En 2022, nous explorerons le thème du Vide.

— visuel (c) Affiche du Salon du livre 2022 par Géraldine Alibeu —

Pour cette nouvelle édition du Salon du livre, nous questionnerons Le Vide, et ce n’est pas rien.
À travers le vide nous nous interrogeons autant sur l’absence que ce qui vient l’assouvir.
Qu’il soit constaté, subi, recherché, rempli, produit, le vide apparait dans de nombreux aspects de notre quotidien.

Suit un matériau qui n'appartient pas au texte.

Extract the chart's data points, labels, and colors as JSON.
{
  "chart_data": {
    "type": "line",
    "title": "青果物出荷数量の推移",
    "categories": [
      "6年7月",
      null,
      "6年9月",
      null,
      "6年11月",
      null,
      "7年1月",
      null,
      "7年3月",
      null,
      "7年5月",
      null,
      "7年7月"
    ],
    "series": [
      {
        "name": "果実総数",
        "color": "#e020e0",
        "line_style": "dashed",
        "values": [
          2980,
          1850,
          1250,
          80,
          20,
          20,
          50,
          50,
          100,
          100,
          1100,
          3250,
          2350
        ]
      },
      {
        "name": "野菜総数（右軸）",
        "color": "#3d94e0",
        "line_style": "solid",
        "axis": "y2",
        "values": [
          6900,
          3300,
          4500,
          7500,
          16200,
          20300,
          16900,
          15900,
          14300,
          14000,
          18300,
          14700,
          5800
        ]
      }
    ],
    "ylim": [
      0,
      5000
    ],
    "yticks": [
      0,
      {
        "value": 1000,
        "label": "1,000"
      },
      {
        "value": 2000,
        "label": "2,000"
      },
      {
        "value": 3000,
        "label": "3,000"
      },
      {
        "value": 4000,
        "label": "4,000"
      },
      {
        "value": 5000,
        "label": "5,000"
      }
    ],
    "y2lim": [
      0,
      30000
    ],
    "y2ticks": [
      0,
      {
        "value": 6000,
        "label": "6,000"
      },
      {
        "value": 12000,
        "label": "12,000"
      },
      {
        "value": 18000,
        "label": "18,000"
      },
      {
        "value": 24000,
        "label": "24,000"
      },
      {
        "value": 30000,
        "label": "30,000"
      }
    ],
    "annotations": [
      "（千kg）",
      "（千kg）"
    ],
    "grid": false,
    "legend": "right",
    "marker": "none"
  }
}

« c’est à la fois tout un monde et tout une histoire »
Ce qui est sans être tout à fait, essai sur le vide,
Etienne Klein, Actes Sud 2019

Nous aborderons le Vide à travers des questions sociétales, territoriales, culturelles, juridiques, philosophiques, psychologiques, économiques…

Parmi les multiples sujets au programme de ce 1er mai 2022: la question des zones blanches, celle du travail précaire, de la place des femmes dans l’Histoire, de la justice, des bidonvilles, de la perte, de la maladie, des réseaux sociaux, des zombies…

Du vide de l’ordre de l’intime à celui qui traverse l’organisation de nos sociétés, ce sont autant de sujets que nous vous inviterons à explorer, lire, découvrir, écouter, débattre, chanter, dessiner…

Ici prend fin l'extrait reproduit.